Dual-Distilled Heterogeneous Federated Learning with Adaptive Margins for Trainable Global Prototypes
Fatema Siddika, Md Anwar Hossen, Wensheng Zhang, Anuj Sharma, Juan Pablo Muñoz, Ali Jannesari
TL;DR
The paper tackles heterogeneity in Federated Learning by introducing FedProtoKD, a framework that combines dual knowledge distillation with adaptive, class-wise trainable prototypes to prevent prototype margin shrink during aggregation. It employs a learnable projection to align heterogeneous feature spaces, a contrastive generator to synthesize server prototypes with per-class adaptive margins, and a variance-weighted logit aggregation plus quality-aware public-data prioritization to distill robust global knowledge. The approach is validated on CIFAR-10/100 and Tiny-ImageNet across extreme and moderate non-IID settings, showing consistent improvements in server and client accuracy and demonstrating robustness to model and data heterogeneity as well as scalability factors. Overall, FedProtoKD advances prototype-based HFL by maintaining discriminative class boundaries and efficient cross-model knowledge transfer while preserving client privacy.
Abstract
Heterogeneous Federated Learning (HFL) has gained significant attention for its capacity to handle both model and data heterogeneity across clients.
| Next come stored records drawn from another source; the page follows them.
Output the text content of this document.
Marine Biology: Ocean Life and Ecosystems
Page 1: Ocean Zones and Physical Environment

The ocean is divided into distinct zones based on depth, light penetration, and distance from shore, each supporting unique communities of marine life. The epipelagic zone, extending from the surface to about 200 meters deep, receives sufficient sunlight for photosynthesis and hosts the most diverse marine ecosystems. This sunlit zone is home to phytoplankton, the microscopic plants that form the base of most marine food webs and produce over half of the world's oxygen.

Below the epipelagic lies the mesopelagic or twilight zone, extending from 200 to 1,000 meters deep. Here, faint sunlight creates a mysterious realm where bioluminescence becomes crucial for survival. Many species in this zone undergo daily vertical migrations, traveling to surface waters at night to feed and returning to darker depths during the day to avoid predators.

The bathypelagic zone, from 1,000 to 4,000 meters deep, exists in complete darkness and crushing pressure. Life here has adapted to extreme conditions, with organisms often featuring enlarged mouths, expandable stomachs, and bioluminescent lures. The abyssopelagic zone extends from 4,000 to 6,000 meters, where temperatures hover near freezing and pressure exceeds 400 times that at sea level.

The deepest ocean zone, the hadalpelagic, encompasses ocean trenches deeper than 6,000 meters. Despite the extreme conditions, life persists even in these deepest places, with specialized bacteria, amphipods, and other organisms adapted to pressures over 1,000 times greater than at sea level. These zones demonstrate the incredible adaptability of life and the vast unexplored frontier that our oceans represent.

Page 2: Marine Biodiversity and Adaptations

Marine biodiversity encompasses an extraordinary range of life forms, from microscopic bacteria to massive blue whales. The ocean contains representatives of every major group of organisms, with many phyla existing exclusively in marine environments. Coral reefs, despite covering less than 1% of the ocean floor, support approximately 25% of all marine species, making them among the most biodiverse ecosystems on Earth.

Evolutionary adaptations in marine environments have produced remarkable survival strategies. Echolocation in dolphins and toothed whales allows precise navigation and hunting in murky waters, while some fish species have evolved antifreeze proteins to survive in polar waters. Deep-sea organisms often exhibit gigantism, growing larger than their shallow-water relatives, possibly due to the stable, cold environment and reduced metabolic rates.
Prototype-based HFL methods emerge as a promising solution to address statistical and model heterogeneity as well as privacy challenges, paving the way for new advancements in HFL research. This method focuses on sharing class-representative prototypes among heterogeneous clients. However, aggregating these prototypes via standard weighted averaging often yields sub-optimal global knowledge. Specifically, the averaging approach induces a shrinking of the aggregated prototypes' decision margins, thereby degrading model performance in scenarios with model heterogeneity and non-IID data distributions. The propose FedProtoKD in a Heterogeneous Federated Learning setting, utilizing an enhanced dual-knowledge distillation mechanism to enhance system performance by leveraging clients' logits and prototype feature representations. The proposed framework aims to resolve the prototype margin-shrinking problem using a contrastive learning-based trainable server prototype by leveraging a class-wise adaptive prototype margin. Furthermore, the framework assess the importance of public samples using the closeness of the sample's prototype to its class representative prototypes, which enhances learning performance. FedProtoKD improved test accuracy by an average of 1.13% and up to 34.13% across various settings, significantly outperforming existing state-of-the-art HFL methods.